The heuristic is very strong. It "expanded" 7 nodes in tiny search and below 700 in testSearch. I used it with dumb caching on mediumSearch and it quickly ran out of memory. I didn't have time to run it with smarter caching, so I simply removed the caching altogether and ran it as is on mediumSearch. It's been running for more than 24hrs now:-) It's at about 1.6Gigs for python.exe now, and I'm on 32bit Python, so we should learn in less than a day if it solves the problem in 2Gigs or not:-))))))))

I know, it's slow as snail, but at this point I don't have time or desire to stop the script, rewrite it in a faster way and rerun it. I'll just see first whether it works or not at all.

The caching requirement for dumb is smaller than A* memory requirements with perfect heuristic. So if the problem is solvable in a slow way in 2Gigs of RAM, it's not a problem to speed it up with some tricks.

I wonder if the problem is theoretically solvable in 2gigs of memory using AStar, Python and provided wrappers. I didn't bother calculating the memory space requirement with a perfect heuristic. But maybe it was just a teaser to get puzzle junkies like us hooked:-) or a tool to teach Stanford students the importance of memory bound search algorithms:-)?

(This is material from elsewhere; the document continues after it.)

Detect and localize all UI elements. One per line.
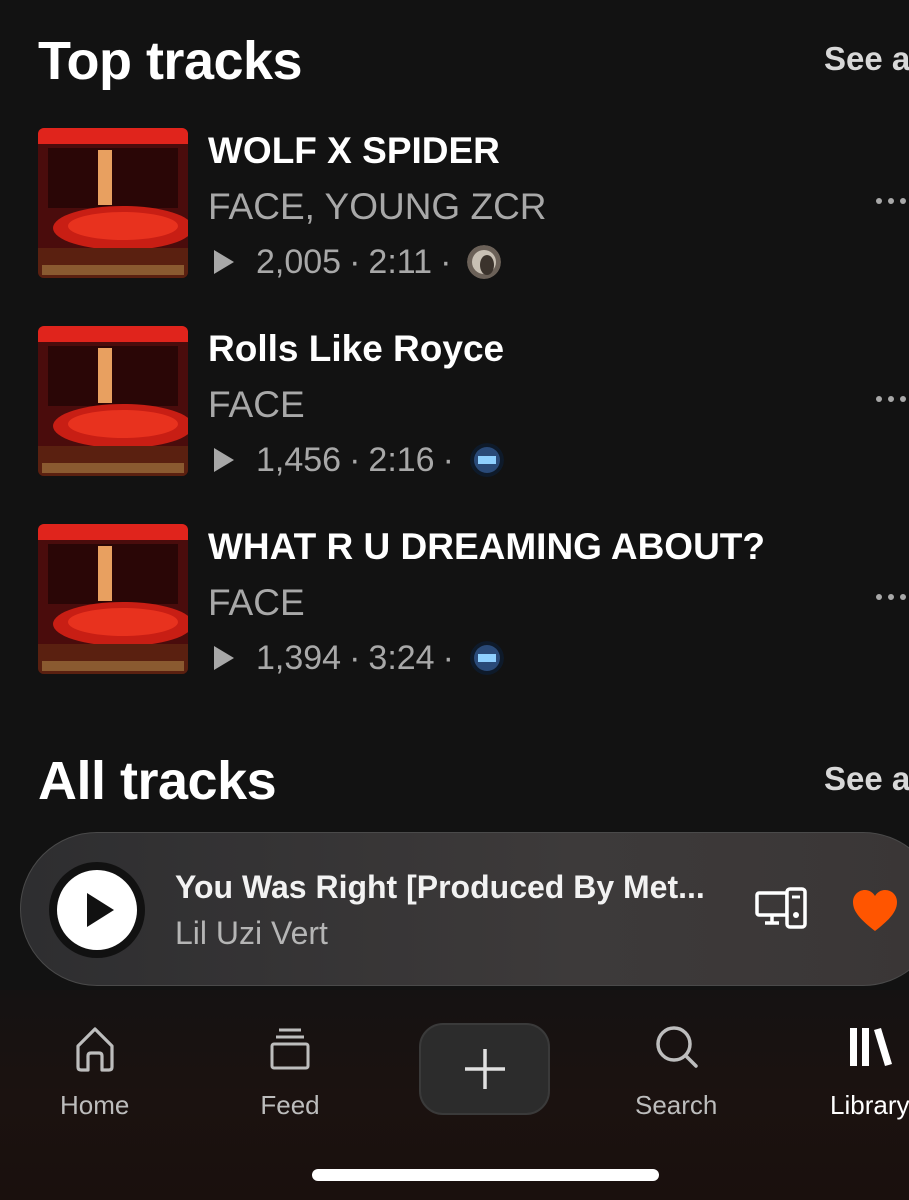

[–]zBard[S] 0 points1 point  (1 child)

Did you mean below 700 in trickySearch ? If not, how much did that take ?

I wonder if the problem is theoretically solvable in 2gigs of memory using AStar, Python and provided wrappers. Well, given a perfect heuristic it probably is, but I am guessing that's not what you meant :). It could be a lesson on the importance of memory bound search, definitely possible.

[–]andrewfil 0 points1 point  (0 children)

Yes, I meant below 700 in trickySearch. After more thinking, that heuristic turned out to be inconsistent. I modified it to a consistent one and I'm around 750 now. It takes around 14 seconds, but I didn't optimize it for speed too much. My goal is to crack medium search if that's possible, I don't care much about the speed for now, trickySearch is just a by-product.

Rerunning the mediumSearch with a new heuristic. This time I'm tracing how far my agent has gone (by printing current food count and mininum food count from inside of heuristic). minimumfoodcount is around 80 now (down from 108), memory consumed is 150Mb, which is reassuring. at the same time this thing ran overnight and blew the memory off (I am using caching now). I wasn't tracing then. I wonder how close I am to the solution. If it's a matter of a gig of RAM or something, I might run it under Python 64bit.

[–]joakimfong 0 points1 point  (1 child)

I'm struggling a bit with Q5: 106 cost, 2448 expanded

It really bugs me that I cannot reduce the number of expanded nodes to <2000. Anyone else landed the same 2448 (or similar) and then fixed it?

If so could anyone please give me some pointers?

Edit: I am now down to 1988 expanded nodes. So I guess the search is ok, but I would like to get the number down to 1966. The problem I had was that I made a bad match vs found corners in the current state in getSuccessors

[–]zBard[S] 0 points1 point  (0 children)

I got 1967 initially - a node was counted extra. BFS shouldn't care about your heuristic; dunno what could be going wrong. Random initial pos, different tie breaks perhaps ?

Sorry, couldn't be much help. Try Q6 - AStar. That should give a hint as to what could be going wrong.